The read-write layer

Containers versus images

An image is a read-only filesystem.
A container is an encapsulated set of processes running in a read-write copy of that filesystem.
To optimize container boot time, copy-on-write is used instead of regular copy.
docker run starts a container from a given image.

Object-oriented analogy
- Images are conceptually similar to classes
- Layers are conceptually similar to inheritance
- Containers are conceptually similar to instances

How do we change an image?

It is read-only, we don’t.
We create a new container from the image
We make changes to the container.
When we are satisfied with the changes, we transform them into a new layer.
A new image is created by stacking the new layer on top of the old image.

Image namespaces

Official images (ubuntu, busybox, …)
- Root namespace.
- Small, distro images to be used as bases for the building process.
- Ready-to-use components and services (redis, postgresl …)
User (and organizations) images: <registry_name>/<image_name>:[version]
- linhbngo/csc331:latest
Self-hosted images
- Images hosted by third party registry
- URL/<image_name>

Hands-on: listing local images and searching for new images

At this point, you should have at least two images downloaded to Docker’s local repository: alpine and ubuntu.

 docker image ls
 

The command should show two outputs clearly.
You should also see the images listed in the Image tab of Docker Desktop, on the top portion of the GUI.

We can search for available images in the public Docker Hub

 docker search mysql
 

General steps to create an image

Create a container using an appropriate base distro
Inside the container, install and setup the necessary software
Review the changes in the container
Turn the container into a new image
Tag the image

Hands-on: create a container with a base distro

Launch an interactive bash shell on a running container

 clear
docker run -it ubuntu /bin/sh
 

Install figlet, test, then exit the container
- Remember the hash id of your container

 apt update -qq
apt install -y -qq figlet
figlet hellp
exit
 

From the screenshot above, next to the top container (the one that just got started and stopped 56 seconds ago), you can see the ID cb2149...
It is possible to check for the differences between this container and the base image with the ID and docker diff

 docker diff cb21
 

A: A file or directory was added
C: A file or directory was changed
D: A file or directory was deleted

Hands-on: commit changes into a new image

We are still using the container from the previous example.
- From the first screenshot in the previous example, next to the top container (the one that just got started and stopped 56 seconds ago), you can see the ID cb2149...
Run the following commands
- Do not use linhbngo.

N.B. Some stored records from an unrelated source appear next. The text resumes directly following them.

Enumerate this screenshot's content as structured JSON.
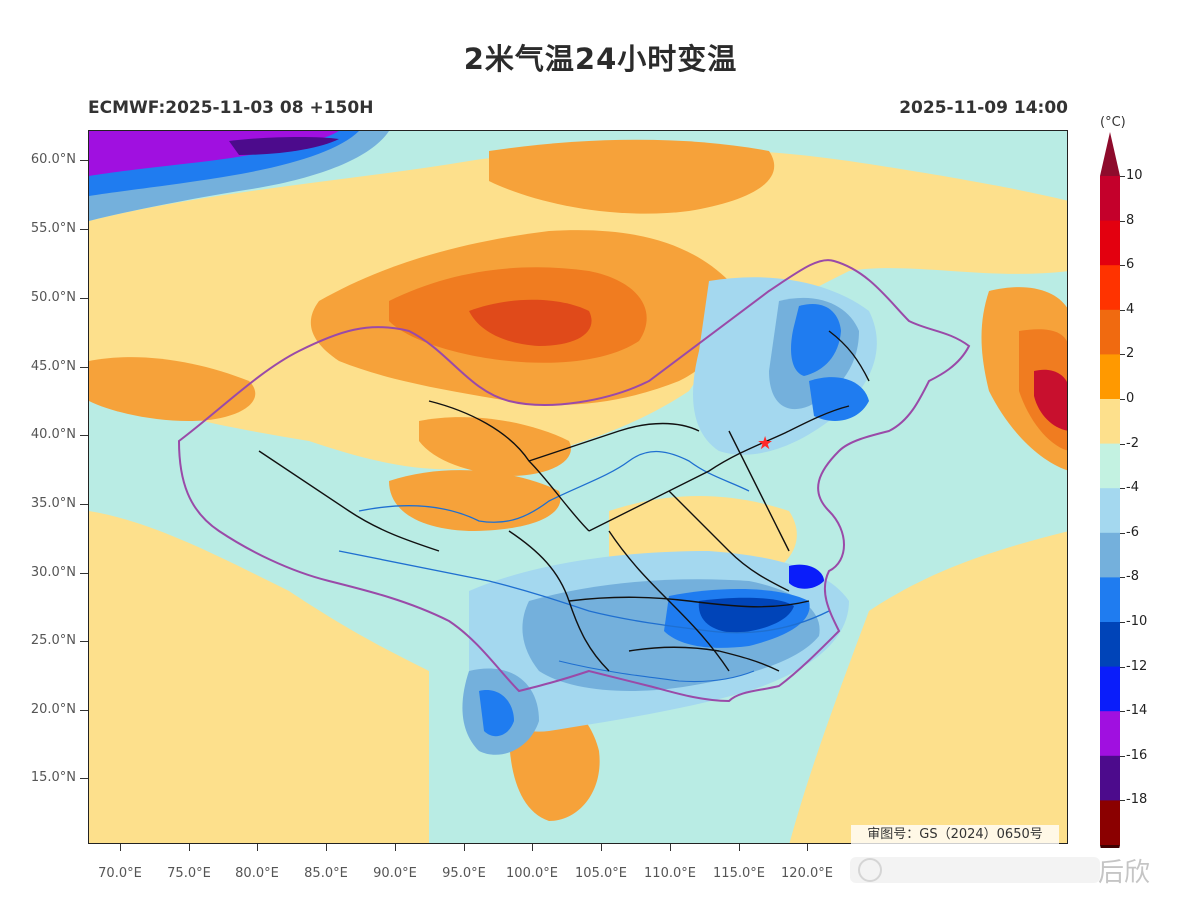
{
  "title": "2米气温24小时变温",
  "subtitle_left": "ECMWF:2025-11-03 08 +150H",
  "subtitle_right": "2025-11-09 14:00",
  "approval_text": "审图号：GS（2024）0650号",
  "watermark_text": "后欣",
  "colorbar": {
    "unit": "(°C)",
    "labels": [
      "10",
      "8",
      "6",
      "4",
      "2",
      "0",
      "-2",
      "-4",
      "-6",
      "-8",
      "-10",
      "-12",
      "-14",
      "-16",
      "-18"
    ],
    "colors": [
      "#c4002b",
      "#e3000f",
      "#ff3300",
      "#f06a10",
      "#ff9900",
      "#fde08c",
      "#c3f2e1",
      "#a4d8ef",
      "#74b0dc",
      "#1f7cf0",
      "#0044b8",
      "#0a1dfa",
      "#a010e0",
      "#4c0b8c",
      "#8b0000"
    ],
    "top_color": "#8e0b2c",
    "bottom_color": "#3d0000"
  },
  "lat_labels": [
    "60.0°N",
    "55.0°N",
    "50.0°N",
    "45.0°N",
    "40.0°N",
    "35.0°N",
    "30.0°N",
    "25.0°N",
    "20.0°N",
    "15.0°N"
  ],
  "lon_labels": [
    "70.0°E",
    "75.0°E",
    "80.0°E",
    "85.0°E",
    "90.0°E",
    "95.0°E",
    "100.0°E",
    "105.0°E",
    "110.0°E",
    "115.0°E",
    "120.0°E"
  ],
  "field_colors": {
    "cool_2": "#b9ece4",
    "cool_4": "#a4d8ef",
    "cool_6": "#74b0dc",
    "cool_8": "#1f7cf0",
    "cool_10": "#0044b8",
    "cool_12": "#0a1dfa",
    "cool_14": "#a010e0",
    "cool_16": "#4c0b8c",
    "warm_0": "#fde08c",
    "warm_2": "#f6a23a",
    "warm_4": "#f07c20",
    "warm_6": "#e04a1a",
    "warm_8": "#c8102e",
    "border": "#9a4aa8",
    "province": "#111111",
    "river": "#1f6fd0",
    "marker": "#ff2a2a"
  }
}
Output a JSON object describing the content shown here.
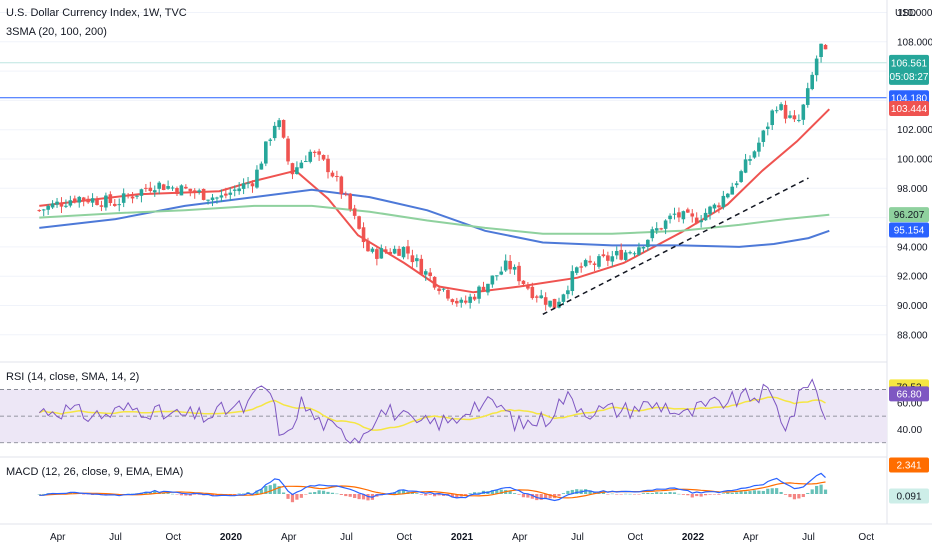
{
  "header": {
    "title": "U.S. Dollar Currency Index, 1W, TVC",
    "indicator": "3SMA (20, 100, 200)",
    "currency": "USD"
  },
  "colors": {
    "up": "#26a69a",
    "down": "#ef5350",
    "sma20": "#ef5350",
    "sma100": "#4d79d8",
    "sma200": "#8fd19e",
    "hline": "#2962ff",
    "trend": "#131722",
    "rsi": "#7e57c2",
    "rsi_sma": "#f5e642",
    "rsi_band": "#ede7f6",
    "macd": "#2962ff",
    "signal": "#ff6d00"
  },
  "badges": {
    "price": "106.561",
    "countdown": "05:08:27",
    "hline": "104.180",
    "sma20": "103.444",
    "sma200": "96.207",
    "sma100": "95.154",
    "rsi": "70.53",
    "rsi_sma": "66.80",
    "macd": "2.341",
    "hist": "0.091"
  },
  "panes": {
    "rsi_label": "RSI (14, close, SMA, 14, 2)",
    "macd_label": "MACD (12, 26, close, 9, EMA, EMA)"
  },
  "chart_data": {
    "type": "candlestick",
    "title": "U.S. Dollar Currency Index, 1W, TVC",
    "ylim": [
      87,
      110
    ],
    "y_ticks": [
      "110.000",
      "108.000",
      "102.000",
      "100.000",
      "98.000",
      "94.000",
      "92.000",
      "90.000",
      "88.000"
    ],
    "x_ticks": [
      "Apr",
      "Jul",
      "Oct",
      "2020",
      "Apr",
      "Jul",
      "Oct",
      "2021",
      "Apr",
      "Jul",
      "Oct",
      "2022",
      "Apr",
      "Jul",
      "Oct"
    ],
    "horizontal_line": 104.18,
    "last_close": 106.561,
    "price_path": [
      [
        2019.17,
        96.5
      ],
      [
        2019.33,
        97.4
      ],
      [
        2019.5,
        97.0
      ],
      [
        2019.67,
        98.3
      ],
      [
        2019.83,
        97.8
      ],
      [
        2019.95,
        97.3
      ],
      [
        2020.1,
        98.6
      ],
      [
        2020.2,
        102.9
      ],
      [
        2020.26,
        99.0
      ],
      [
        2020.34,
        100.5
      ],
      [
        2020.43,
        99.3
      ],
      [
        2020.5,
        97.1
      ],
      [
        2020.6,
        93.5
      ],
      [
        2020.75,
        93.9
      ],
      [
        2020.85,
        92.1
      ],
      [
        2021.0,
        90.0
      ],
      [
        2021.2,
        92.8
      ],
      [
        2021.3,
        91.0
      ],
      [
        2021.4,
        90.0
      ],
      [
        2021.5,
        92.5
      ],
      [
        2021.6,
        93.0
      ],
      [
        2021.75,
        93.9
      ],
      [
        2021.92,
        96.2
      ],
      [
        2022.0,
        95.8
      ],
      [
        2022.1,
        96.8
      ],
      [
        2022.2,
        98.8
      ],
      [
        2022.3,
        101.5
      ],
      [
        2022.36,
        103.8
      ],
      [
        2022.45,
        102.2
      ],
      [
        2022.5,
        104.6
      ],
      [
        2022.55,
        107.8
      ],
      [
        2022.59,
        106.56
      ]
    ],
    "series": [
      {
        "name": "SMA 20",
        "points": [
          [
            2019.17,
            96.8
          ],
          [
            2019.6,
            97.6
          ],
          [
            2019.95,
            97.8
          ],
          [
            2020.1,
            98.5
          ],
          [
            2020.28,
            99.2
          ],
          [
            2020.42,
            97.3
          ],
          [
            2020.55,
            94.8
          ],
          [
            2020.75,
            92.9
          ],
          [
            2020.9,
            91.3
          ],
          [
            2021.05,
            90.9
          ],
          [
            2021.25,
            91.3
          ],
          [
            2021.5,
            91.9
          ],
          [
            2021.7,
            92.9
          ],
          [
            2021.95,
            95.0
          ],
          [
            2022.15,
            96.9
          ],
          [
            2022.3,
            99.2
          ],
          [
            2022.45,
            101.2
          ],
          [
            2022.59,
            103.4
          ]
        ]
      },
      {
        "name": "SMA 100",
        "points": [
          [
            2019.17,
            95.3
          ],
          [
            2019.5,
            95.9
          ],
          [
            2019.8,
            96.8
          ],
          [
            2020.1,
            97.4
          ],
          [
            2020.35,
            97.9
          ],
          [
            2020.6,
            97.4
          ],
          [
            2020.85,
            96.5
          ],
          [
            2021.1,
            95.1
          ],
          [
            2021.35,
            94.3
          ],
          [
            2021.65,
            94.1
          ],
          [
            2021.95,
            94.1
          ],
          [
            2022.2,
            94.0
          ],
          [
            2022.35,
            94.2
          ],
          [
            2022.5,
            94.6
          ],
          [
            2022.59,
            95.1
          ]
        ]
      },
      {
        "name": "SMA 200",
        "points": [
          [
            2019.17,
            96.0
          ],
          [
            2019.5,
            96.3
          ],
          [
            2019.8,
            96.5
          ],
          [
            2020.1,
            96.8
          ],
          [
            2020.35,
            96.8
          ],
          [
            2020.6,
            96.4
          ],
          [
            2020.85,
            95.8
          ],
          [
            2021.1,
            95.3
          ],
          [
            2021.35,
            94.9
          ],
          [
            2021.65,
            94.9
          ],
          [
            2021.95,
            95.1
          ],
          [
            2022.2,
            95.5
          ],
          [
            2022.4,
            95.9
          ],
          [
            2022.59,
            96.2
          ]
        ]
      }
    ],
    "trendline": [
      [
        2021.35,
        89.4
      ],
      [
        2022.5,
        98.7
      ]
    ],
    "rsi": {
      "ylim": [
        20,
        90
      ],
      "ticks": [
        "40.00",
        "60.00"
      ],
      "bands": [
        30,
        70
      ]
    },
    "macd": {
      "zero_line": true
    }
  }
}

It is my Docker login. You should use your Docker login.

 docker commit cb21 linhbngo/ubuntu_figlet:1.0
docker image ls
 

The docker commit ... command created a new image named ubuntu_figlet that is associated with the DockerHub account linhbngo (my DockerHub account). This combination (linhbngo/ubuntu_figlet) is called a repository, and has the tag 1.0.
The docker image ls command shows this image and other images available locally for Docker.

In reviewing the previous screenshot, you can se that a new image has been created with a size of 144MB.
- The original Ubuntu image has a size of 101MB.
We can examine the layers of the newly committed image by running the command docker history ... as shown below.

 docker history 2379
 

The previous screenshot also shows that the new layer making up the new image has a size of 43.3MB. This, adding to the base ubuntu image, is what giving the new image the size of 144MB (101 + 43.3).
- Docker will not duplicate the base layer, but will reuse this layer storage when additional new images are created from the same base.
You can now push the new image up to Docker Hub:
- If you are not logging into Docker Hub from DockerDesktop, or are running on an external terminal, you will need to run docker login first to sign in to your Docker Hub account.

 docker push linhbngo/ubuntu_figlet:1.0
 

4. Docker on Linux (in-class activities)

CloudLab Experiment Setup

Instantiate an experiment from your existing CloudLab profile

Docker on Linux

Follow the Install Docker Engine on Ubuntu guide to setup Docker inside your experiment.
Repeat all previous Docker commands/activities for this lecture to practice.